De Lille denied that the price was inflated, instead she blamed the exorbitant cost on the remoteness of the area and the tight deadline to complete the project because of the pandemic.

De Lille said the issuing of the tender was not a calculated plan to subvert procurement processes using the pandemic as an excuse but was deemed necessary because the existing border fence was in a bad state.

This was also done to comply with President Cyril Ramaphosa’s declaration of a national state of disaster and a call for the department of home affairs to close the country’s 53 land, air and sea entry points.

She said the objective was “to act swiftly for the Covid-19 solution and have a first line barrier, while planning further with the department of defence for future needs”.

“This intervention was to ensure that no persons cross into or out of the country as part of the efforts to contain the spread of the virus,” said De Lille.

As such, replacing and repairing the existing fence was a priority but because of “criminal activities” they had requested additional support from the SA National Defence Force (SANDF).
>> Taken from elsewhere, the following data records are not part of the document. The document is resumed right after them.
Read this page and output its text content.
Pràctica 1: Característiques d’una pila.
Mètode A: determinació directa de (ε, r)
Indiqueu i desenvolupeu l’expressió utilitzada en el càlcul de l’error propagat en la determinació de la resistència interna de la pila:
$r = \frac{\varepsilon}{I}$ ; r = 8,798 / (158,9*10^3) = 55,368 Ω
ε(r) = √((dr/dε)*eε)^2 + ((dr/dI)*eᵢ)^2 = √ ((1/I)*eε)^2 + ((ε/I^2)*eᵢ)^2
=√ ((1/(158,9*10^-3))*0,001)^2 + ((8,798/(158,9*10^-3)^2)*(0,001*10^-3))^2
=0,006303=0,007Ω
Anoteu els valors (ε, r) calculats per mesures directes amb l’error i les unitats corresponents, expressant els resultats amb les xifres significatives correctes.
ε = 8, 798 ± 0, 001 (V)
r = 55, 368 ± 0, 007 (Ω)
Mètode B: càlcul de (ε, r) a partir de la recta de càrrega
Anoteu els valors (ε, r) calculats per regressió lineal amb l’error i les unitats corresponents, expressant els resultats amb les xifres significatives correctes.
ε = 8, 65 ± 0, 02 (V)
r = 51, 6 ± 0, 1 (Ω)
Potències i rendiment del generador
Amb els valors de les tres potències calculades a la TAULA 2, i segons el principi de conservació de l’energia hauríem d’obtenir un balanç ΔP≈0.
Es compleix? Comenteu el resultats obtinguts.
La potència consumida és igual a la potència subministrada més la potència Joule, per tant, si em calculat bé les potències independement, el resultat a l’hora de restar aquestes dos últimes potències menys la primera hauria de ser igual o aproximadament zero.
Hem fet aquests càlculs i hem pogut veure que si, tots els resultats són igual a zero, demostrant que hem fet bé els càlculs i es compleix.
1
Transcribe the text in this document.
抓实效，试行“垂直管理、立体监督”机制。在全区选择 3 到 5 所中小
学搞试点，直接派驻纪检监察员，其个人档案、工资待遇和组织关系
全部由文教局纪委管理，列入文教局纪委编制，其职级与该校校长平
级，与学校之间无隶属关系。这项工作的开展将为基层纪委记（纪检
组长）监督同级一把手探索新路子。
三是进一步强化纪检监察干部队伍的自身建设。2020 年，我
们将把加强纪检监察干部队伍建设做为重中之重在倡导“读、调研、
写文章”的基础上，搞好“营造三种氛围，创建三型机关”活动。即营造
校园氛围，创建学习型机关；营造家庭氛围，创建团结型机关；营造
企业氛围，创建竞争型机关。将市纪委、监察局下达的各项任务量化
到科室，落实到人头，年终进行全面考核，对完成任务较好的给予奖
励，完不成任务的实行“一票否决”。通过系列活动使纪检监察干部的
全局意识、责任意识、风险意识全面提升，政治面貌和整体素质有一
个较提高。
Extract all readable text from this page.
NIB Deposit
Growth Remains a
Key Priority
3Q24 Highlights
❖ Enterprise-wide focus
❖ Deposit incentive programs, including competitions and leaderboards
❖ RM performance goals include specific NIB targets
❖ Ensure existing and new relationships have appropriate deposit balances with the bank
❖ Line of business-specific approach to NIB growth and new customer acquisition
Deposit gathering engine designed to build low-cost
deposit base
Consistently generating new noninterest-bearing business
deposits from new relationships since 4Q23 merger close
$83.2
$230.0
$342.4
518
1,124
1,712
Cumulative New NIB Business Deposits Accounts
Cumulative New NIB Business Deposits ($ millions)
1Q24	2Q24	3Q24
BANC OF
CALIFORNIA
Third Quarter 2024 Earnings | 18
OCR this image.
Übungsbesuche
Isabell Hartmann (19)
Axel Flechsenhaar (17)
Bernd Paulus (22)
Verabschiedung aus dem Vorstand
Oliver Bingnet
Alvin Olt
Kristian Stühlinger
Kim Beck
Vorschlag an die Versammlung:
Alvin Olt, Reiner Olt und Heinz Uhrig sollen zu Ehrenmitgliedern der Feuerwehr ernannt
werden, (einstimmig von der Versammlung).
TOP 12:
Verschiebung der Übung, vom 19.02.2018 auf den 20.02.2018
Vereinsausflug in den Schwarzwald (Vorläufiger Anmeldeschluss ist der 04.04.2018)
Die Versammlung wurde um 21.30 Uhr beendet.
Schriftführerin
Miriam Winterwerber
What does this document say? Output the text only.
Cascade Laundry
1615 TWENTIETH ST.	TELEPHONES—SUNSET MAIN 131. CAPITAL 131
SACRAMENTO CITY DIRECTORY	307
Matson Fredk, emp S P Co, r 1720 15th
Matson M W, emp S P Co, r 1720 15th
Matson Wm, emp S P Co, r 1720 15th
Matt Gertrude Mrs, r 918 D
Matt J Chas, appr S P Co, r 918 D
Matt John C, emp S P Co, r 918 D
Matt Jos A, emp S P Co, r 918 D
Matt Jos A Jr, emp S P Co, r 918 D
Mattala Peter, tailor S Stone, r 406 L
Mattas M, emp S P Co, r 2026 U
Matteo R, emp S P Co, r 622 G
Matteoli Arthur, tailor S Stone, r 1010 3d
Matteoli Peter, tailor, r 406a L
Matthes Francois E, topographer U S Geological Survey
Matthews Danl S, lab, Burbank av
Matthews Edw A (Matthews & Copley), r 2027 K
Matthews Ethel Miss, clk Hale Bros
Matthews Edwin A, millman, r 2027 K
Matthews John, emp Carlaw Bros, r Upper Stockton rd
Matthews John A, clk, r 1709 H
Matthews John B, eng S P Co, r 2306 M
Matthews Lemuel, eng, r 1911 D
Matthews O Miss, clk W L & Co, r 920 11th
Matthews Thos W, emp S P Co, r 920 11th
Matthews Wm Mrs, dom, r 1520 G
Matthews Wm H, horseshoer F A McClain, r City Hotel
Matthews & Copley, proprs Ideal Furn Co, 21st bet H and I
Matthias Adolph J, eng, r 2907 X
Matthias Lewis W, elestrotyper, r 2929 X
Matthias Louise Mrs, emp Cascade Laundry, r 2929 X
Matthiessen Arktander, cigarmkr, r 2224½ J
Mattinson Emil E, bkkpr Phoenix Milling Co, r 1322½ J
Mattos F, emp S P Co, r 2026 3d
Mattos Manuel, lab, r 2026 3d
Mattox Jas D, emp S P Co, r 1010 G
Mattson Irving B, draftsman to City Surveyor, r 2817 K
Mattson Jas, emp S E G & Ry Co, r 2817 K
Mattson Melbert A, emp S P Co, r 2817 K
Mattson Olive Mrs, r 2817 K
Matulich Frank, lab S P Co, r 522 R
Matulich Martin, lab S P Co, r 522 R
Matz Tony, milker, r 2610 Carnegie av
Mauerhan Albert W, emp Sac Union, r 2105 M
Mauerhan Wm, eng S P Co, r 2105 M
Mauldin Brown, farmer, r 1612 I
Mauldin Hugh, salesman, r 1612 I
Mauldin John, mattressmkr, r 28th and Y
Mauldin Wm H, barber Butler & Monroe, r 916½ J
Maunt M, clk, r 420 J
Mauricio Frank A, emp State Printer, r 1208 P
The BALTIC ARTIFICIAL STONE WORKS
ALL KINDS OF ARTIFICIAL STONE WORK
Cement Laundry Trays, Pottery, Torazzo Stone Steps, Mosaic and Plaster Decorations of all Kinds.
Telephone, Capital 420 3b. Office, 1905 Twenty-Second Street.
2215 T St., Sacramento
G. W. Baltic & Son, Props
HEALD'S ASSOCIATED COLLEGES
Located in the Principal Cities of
“As there had already been theft of some of the contractor’s materials, on April 4, I wrote to the minister of defence to request the deployment of SANDF members to ensure effective border security. The department of defence deployed a number of SANDF members who are conducting patrols with helicopters, on foot, motorcycles and 4x4 vehicles,” said De Lille.

Kirstein agreed with her saying “the protection and patrolling of all borders of South Africa is part of the SANDF’s daily operations and is continuing despite the extra personnel commitments to support government’s response to the Covid-19 pandemic”.

De Lille said there had been no arrests for the vandalism but vowed that her department was acting in the best interests of the country’s citizens.